It’s fun when little kids put on costumes and pretend to be things they’re not. It’s less fun when high-ranking government officials disguise their true identities and intentions. The Trump administration is rife with officials who pose as public servants but are actually swamp creatures—doing the bidding of various industries, lining their own pockets, or both. It goes right up to the top. But the official I want to talk about during this week of masks and disguises is the administration’s Secretary of Agriculture. George Ervin Perdue III goes by the folksy nickname, “Sonny.” And that’s just the beginning of the façade.
I’ve been studying Secretary Perdue since he arrived at the USDA in 2017, and this much is clear to me: hiding behind his aw-shucks, down-home “Sonny” mask, he routinely advances the interests of big agribusiness over farmers and eaters, sidelines inconvenient science, and defends the president’s every move, no matter how damaging.
Here are five examples—just since last Halloween—of Secretary Perdue pranking farmers and the public:
1. When he destroyed a research agency producing facts he didn’t like. My colleagues and I have written at length about Secretary Perdue’s anti-science war on the USDA’s Economic Research Service, as have the Washington Post, Politico, NBC News, NPR, and…well, you get the point. Perdue has attracted enormous criticism for his move to actually move hundreds of researchers from the DC area to Kansas City in the name of good government, because it’s just so clearly disingenuous. He said it would save money…but an independent analysis shows it will really cost more. He said it would help with staff retention…but then the vast majority of ERS employees quit rather than uproot their lives on short notice. And then acting White House chief of staff Mick Mulvaney pulled the mask off the whole thing—gleefully recounting, at a Republican fundraiser in August, what a great way this has been to eliminate government employees. Easier than firing them! And now ERS (along with the National Institute of Food and Agriculture, similarly dismantled), can no longer carry out their mission, which has included research on climate change, food insecurity, and other topics the Trump administration doesn’t like to talk about. (Trick or treat? Trick, definitely.)
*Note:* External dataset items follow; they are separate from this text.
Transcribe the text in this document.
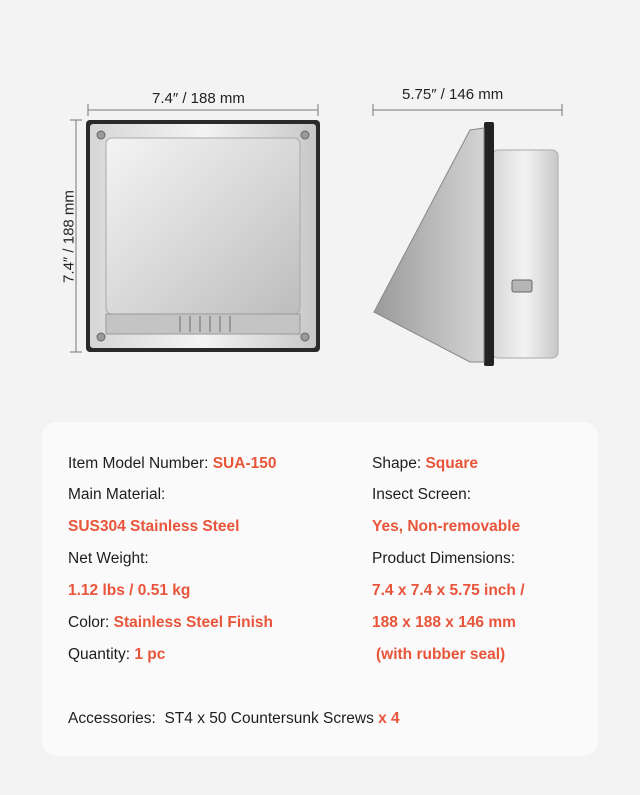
7.4″ / 188 mm	5.75″ / 146 mm
7.4″ / 188 mm
Item Model Number: SUA-150
Main Material:
SUS304 Stainless Steel
Net Weight:
1.12 lbs / 0.51 kg
Color: Stainless Steel Finish
Quantity: 1 pc
Shape: Square
Insect Screen:
Yes, Non-removable
Product Dimensions:
7.4 x 7.4 x 5.75 inch /
188 x 188 x 146 mm
(with rubber seal)
Accessories:  ST4 x 50 Countersunk Screws x 4
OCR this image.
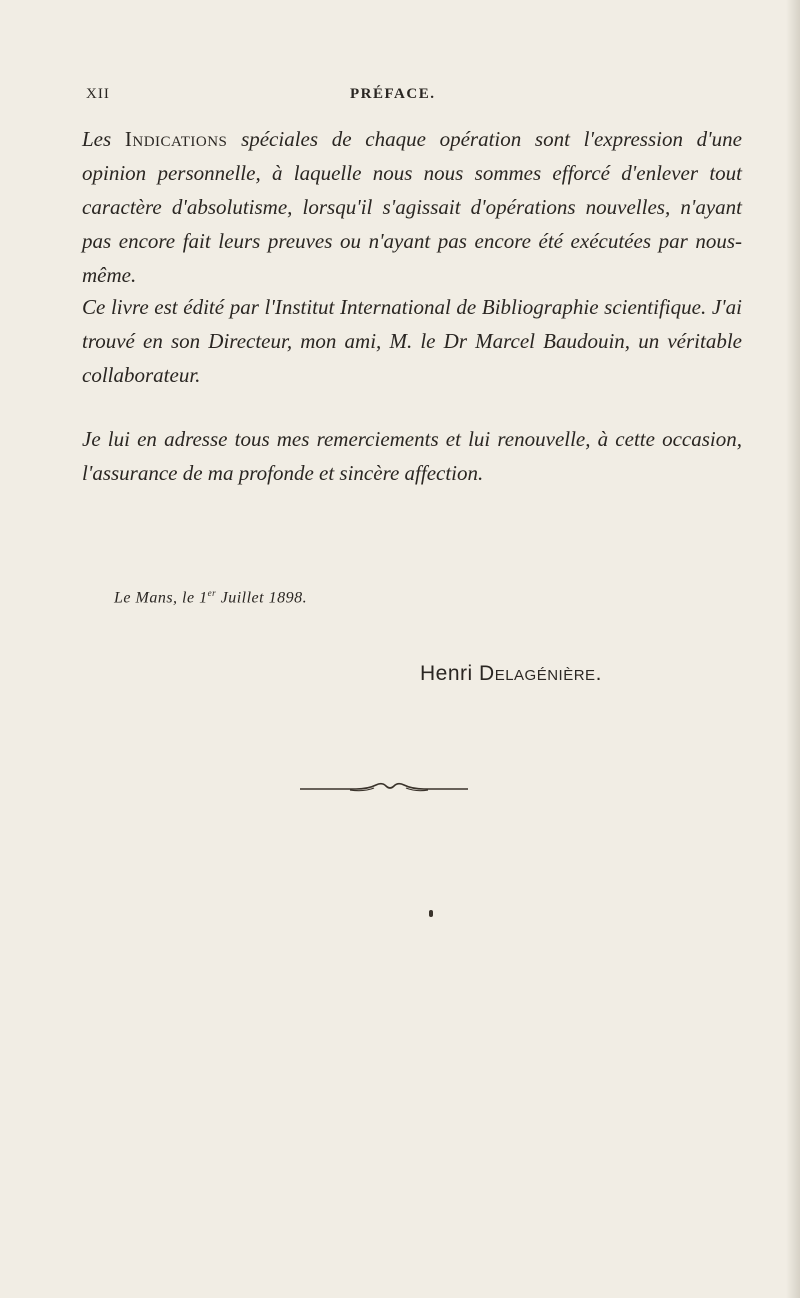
XII	PRÉFACE.

Les Indications spéciales de chaque opération sont l'expression d'une opinion personnelle, à laquelle nous nous sommes efforcé d'enlever tout caractère d'absolutisme, lorsqu'il s'agissait d'opérations nouvelles, n'ayant pas encore fait leurs preuves ou n'ayant pas encore été exécutées par nous-même.

Ce livre est édité par l'Institut International de Bibliographie scientifique. J'ai trouvé en son Directeur, mon ami, M. le Dr Marcel Baudouin, un véritable collaborateur.

Je lui en adresse tous mes remerciements et lui renouvelle, à cette occasion, l'assurance de ma profonde et sincère affection.

Le Mans, le 1er Juillet 1898.
Henri Delagénière.
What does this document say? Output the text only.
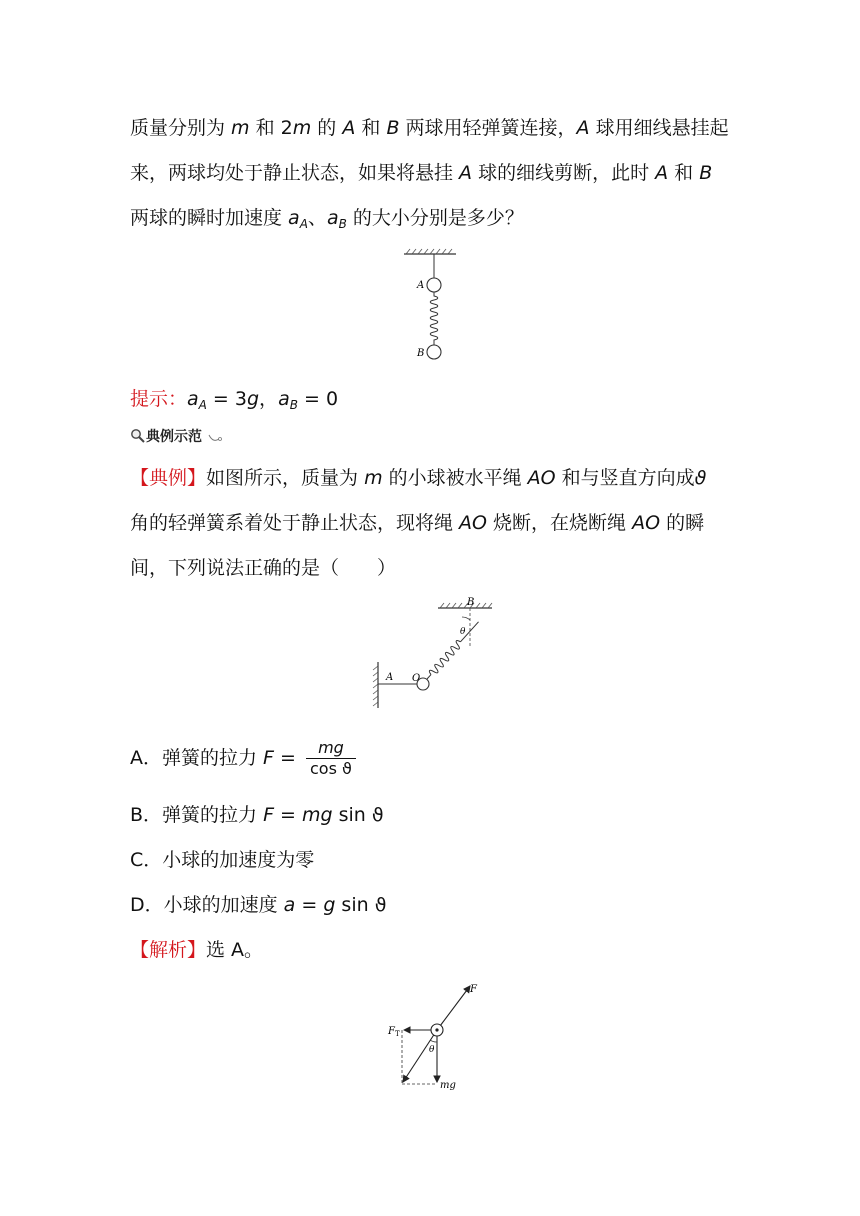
质量分别为 m 和 2m 的 A 和 B 两球用轻弹簧连接，A 球用细线悬挂起
来，两球均处于静止状态，如果将悬挂 A 球的细线剪断，此时 A 和 B
两球的瞬时加速度 $a_A$、$a_B$ 的大小分别是多少？
A
B
提示：$a_A = 3g$，$a_B = 0$
典例示范
【典例】如图所示，质量为 m 的小球被水平绳 AO 和与竖直方向成ϑ
角的轻弹簧系着处于静止状态，现将绳 AO 烧断，在烧断绳 AO 的瞬
间，下列说法正确的是（　　）
A O
B
θ
A．弹簧的拉力 $F = \frac{mg}{\text{cos ϑ}}$
B．弹簧的拉力 F = mg sin ϑ
C．小球的加速度为零
D．小球的加速度 a = g sin ϑ
【解析】选 A。
F
$F_T$
θ
mg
2. That time he acted like a (very unscientific) meteorologist. In a June interview with CNN, Perdue pretended not to know the difference between climate and weather. “It rained yesterday, it’s a nice pretty day today,” he said, inanely. Adding insult to injury, he went on: “I think the President feels that I do, he’s a golfer, so sometimes he knows he gets rained out and sometimes it doesn’t, but the long term consequences, I don’t know,” Perdue said. The thing is, Perdue has actually studied science, having trained as a veterinarian, so he really should know. (Trick or treat? Oh yeah, totally, trick.)
3. The ways he sought to bury or downplay climate science. As a Politico investigation unearthed over the summer, Perdue has suppressed climate-related research by USDA scientists, refusing to publicize studies on topics ranging from the impact of climate change on nutrient runoff in the Mississippi River and the Chesapeake Bay, to the effect of higher CO2 levels on the quality of certain grasses that cattle graze on. In one case, USDA officials not only withheld their own prepared release about a study on climate change and the nutritional quality of rice, but tried to prevent university research partners from publicizing the findings as well. Moreover, Perdue reportedly buried a plan on how the department should respond to climate change, and on his watch, the USDA is spending a pittance—less than 1 percent of its budget—helping farmers adapt. This is bad because climate change is already hitting agriculture hard (just ask farmers in Ohio), and it’s only going to get worse. Sonny’s climate science shenanigans have been alarming enough that the USDA’s independent watchdog has just opened an investigation of the matter. (Trick or treat? Sidelining the science and solutions farmers need is undoubtedly a trick.)
4. When he hosted a…revealing…podcast interview. Earlier this fall, Secretary Perdue announced he was starting a podcast to feature conversations “about the issues facing America’s farmers, ranchers, producers and foresters today.” The first Friday of every month, the secretary will speak to various agriculture experts…or so I presumed. But who did he choose for the very first conversation? A farmer? An agricultural scientist? No and no. His inaugural episode starred none other than former White House press secretary Sarah Huckabee Sanders, a person with no food or agriculture expertise (unless you count being thrown out of a restaurant). She was there, apparently, to gush about “President Trump’s affection for American farmers,” making the interview little more than a praise-the-leader session. Like it was a cabinet meeting or something. (Trick or treat? See if you can get through the whole interview, then you judge.)
5. The time he yukked it up at farmers’ expense. As the Trump administration’s trade war has dragged on, dragging farmers down with it, you’d think the secretary of agriculture would show some empathy. So imagine farmers’ surprise when they heard Perdue tell this joke, back in August at a farm show in Minnesota: “What do you call two farmers in a basement? A whine cellar.” (Trick or treat? It didn’t go over well, so I’m gonna say trick.)